Who is at risk of developing Multiple Sclerosis?
It is not contagious and you cannot inherit it directly from your parents. However, some factors could increase your risk.
If you have a family history of MS, you are likely to develop it. It is also likely to develop to patients living in higher temperatures than those in tropical ones.
Some viruses may also cause this type of disease. Furthermore, if you are suffering from a certain form of auto-immune disease, then you are likely to develop MS.
Then again, MS is not fully understood. Any person could develop it, no matter the age, sex and family history.
The proper diet may still help. That is, you need to eat healthy food and avoid junk foods. Unhealthy food options can cause inflammation in the body. And inflammation may start your immune system to go awry.

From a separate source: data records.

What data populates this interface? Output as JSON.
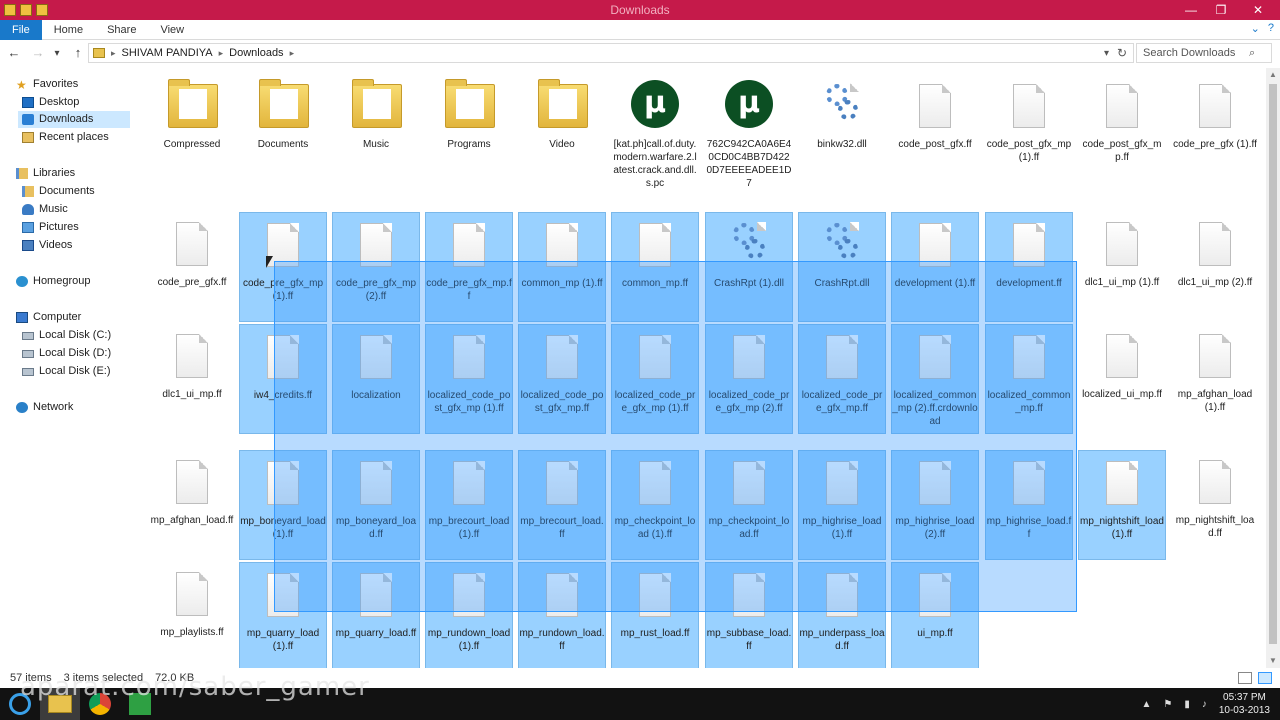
{
  "window": {
    "title": "Downloads",
    "buttons": {
      "minimize": "—",
      "maximize": "❐",
      "close": "✕"
    }
  },
  "ribbon": {
    "tabs": [
      "File",
      "Home",
      "Share",
      "View"
    ]
  },
  "address": {
    "crumbs": [
      "SHIVAM PANDIYA",
      "Downloads"
    ],
    "search_placeholder": "Search Downloads"
  },
  "nav": {
    "favorites": "Favorites",
    "desktop": "Desktop",
    "downloads": "Downloads",
    "recent": "Recent places",
    "libraries": "Libraries",
    "documents": "Documents",
    "music": "Music",
    "pictures": "Pictures",
    "videos": "Videos",
    "homegroup": "Homegroup",
    "computer": "Computer",
    "drive_c": "Local Disk (C:)",
    "drive_d": "Local Disk (D:)",
    "drive_e": "Local Disk (E:)",
    "network": "Network"
  },
  "files": [
    {
      "label": "Compressed",
      "icon": "folder-icon"
    },
    {
      "label": "Documents",
      "icon": "folder-icon"
    },
    {
      "label": "Music",
      "icon": "folder-icon"
    },
    {
      "label": "Programs",
      "icon": "folder-icon"
    },
    {
      "label": "Video",
      "icon": "folder-icon"
    },
    {
      "label": "[kat.ph]call.of.duty.modern.warfare.2.latest.crack.and.dll.s.pc",
      "icon": "utorrent-icon"
    },
    {
      "label": "762C942CA0A6E40CD0C4BB7D4220D7EEEEADEE1D7",
      "icon": "utorrent-icon"
    },
    {
      "label": "binkw32.dll",
      "icon": "settings-gear-icon"
    },
    {
      "label": "code_post_gfx.ff",
      "icon": "file-icon"
    },
    {
      "label": "code_post_gfx_mp (1).ff",
      "icon": "file-icon"
    },
    {
      "label": "code_post_gfx_mp.ff",
      "icon": "file-icon"
    },
    {
      "label": "code_pre_gfx (1).ff",
      "icon": "file-icon"
    },
    {
      "label": "code_pre_gfx.ff",
      "icon": "file-icon"
    },
    {
      "label": "code_pre_gfx_mp (1).ff",
      "icon": "file-icon"
    },
    {
      "label": "code_pre_gfx_mp (2).ff",
      "icon": "file-icon"
    },
    {
      "label": "code_pre_gfx_mp.ff",
      "icon": "file-icon"
    },
    {
      "label": "common_mp (1).ff",
      "icon": "file-icon"
    },
    {
      "label": "common_mp.ff",
      "icon": "file-icon"
    },
    {
      "label": "CrashRpt (1).dll",
      "icon": "settings-gear-icon"
    },
    {
      "label": "CrashRpt.dll",
      "icon": "settings-gear-icon"
    },
    {
      "label": "development (1).ff",
      "icon": "file-icon"
    },
    {
      "label": "development.ff",
      "icon": "file-icon"
    },
    {
      "label": "dlc1_ui_mp (1).ff",
      "icon": "file-icon"
    },
    {
      "label": "dlc1_ui_mp (2).ff",
      "icon": "file-icon"
    },
    {
      "label": "dlc1_ui_mp.ff",
      "icon": "file-icon"
    },
    {
      "label": "iw4_credits.ff",
      "icon": "file-icon"
    },
    {
      "label": "localization",
      "icon": "file-icon"
    },
    {
      "label": "localized_code_post_gfx_mp (1).ff",
      "icon": "file-icon"
    },
    {
      "label": "localized_code_post_gfx_mp.ff",
      "icon": "file-icon"
    },
    {
      "label": "localized_code_pre_gfx_mp (1).ff",
      "icon": "file-icon"
    },
    {
      "label": "localized_code_pre_gfx_mp (2).ff",
      "icon": "file-icon"
    },
    {
      "label": "localized_code_pre_gfx_mp.ff",
      "icon": "file-icon"
    },
    {
      "label": "localized_common_mp (2).ff.crdownload",
      "icon": "file-icon"
    },
    {
      "label": "localized_common_mp.ff",
      "icon": "file-icon"
    },
    {
      "label": "localized_ui_mp.ff",
      "icon": "file-icon"
    },
    {
      "label": "mp_afghan_load (1).ff",
      "icon": "file-icon"
    },
    {
      "label": "mp_afghan_load.ff",
      "icon": "file-icon"
    },
    {
      "label": "mp_boneyard_load (1).ff",
      "icon": "file-icon"
    },
    {
      "label": "mp_boneyard_load.ff",
      "icon": "file-icon"
    },
    {
      "label": "mp_brecourt_load (1).ff",
      "icon": "file-icon"
    },
    {
      "label": "mp_brecourt_load.ff",
      "icon": "file-icon"
    },
    {
      "label": "mp_checkpoint_load (1).ff",
      "icon": "file-icon"
    },
    {
      "label": "mp_checkpoint_load.ff",
      "icon": "file-icon"
    },
    {
      "label": "mp_highrise_load (1).ff",
      "icon": "file-icon"
    },
    {
      "label": "mp_highrise_load (2).ff",
      "icon": "file-icon"
    },
    {
      "label": "mp_highrise_load.ff",
      "icon": "file-icon"
    },
    {
      "label": "mp_nightshift_load (1).ff",
      "icon": "file-icon"
    },
    {
      "label": "mp_nightshift_load.ff",
      "icon": "file-icon"
    },
    {
      "label": "mp_playlists.ff",
      "icon": "file-icon"
    },
    {
      "label": "mp_quarry_load (1).ff",
      "icon": "file-icon"
    },
    {
      "label": "mp_quarry_load.ff",
      "icon": "file-icon"
    },
    {
      "label": "mp_rundown_load (1).ff",
      "icon": "file-icon"
    },
    {
      "label": "mp_rundown_load.ff",
      "icon": "file-icon"
    },
    {
      "label": "mp_rust_load.ff",
      "icon": "file-icon"
    },
    {
      "label": "mp_subbase_load.ff",
      "icon": "file-icon"
    },
    {
      "label": "mp_underpass_load.ff",
      "icon": "file-icon"
    },
    {
      "label": "ui_mp.ff",
      "icon": "file-icon"
    }
  ],
  "selected_indices": [
    13,
    14,
    15,
    16,
    17,
    18,
    19,
    20,
    21,
    25,
    26,
    27,
    28,
    29,
    30,
    31,
    32,
    33,
    37,
    38,
    39,
    40,
    41,
    42,
    43,
    44,
    45,
    46,
    49,
    50,
    51,
    52,
    53,
    54,
    55,
    56
  ],
  "status": {
    "items": "57 items",
    "selected": "3 items selected",
    "size": "72.0 KB"
  },
  "taskbar": {
    "watermark": "aparat.com/saber_gamer",
    "time": "05:37 PM",
    "date": "10-03-2013"
  },
  "colors": {
    "title_bar": "#c51a4a",
    "selection": "#99d1ff",
    "accent": "#1979ca"
  }
}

Then again, scientists are still understanding how multiple sclerosis starts and how it develops symptoms.
This kind of disease is not fully understood yet. For that reason, you cannot easily find treatments that directly treat the disease. Most treatments will only target the symptoms.
But the latest sclerosis treatment study from Pheno Therapeutics might be the answer we have been waiting for. Still, the study can take a while before the researchers could identify the right treatment to reverse the effects of MS.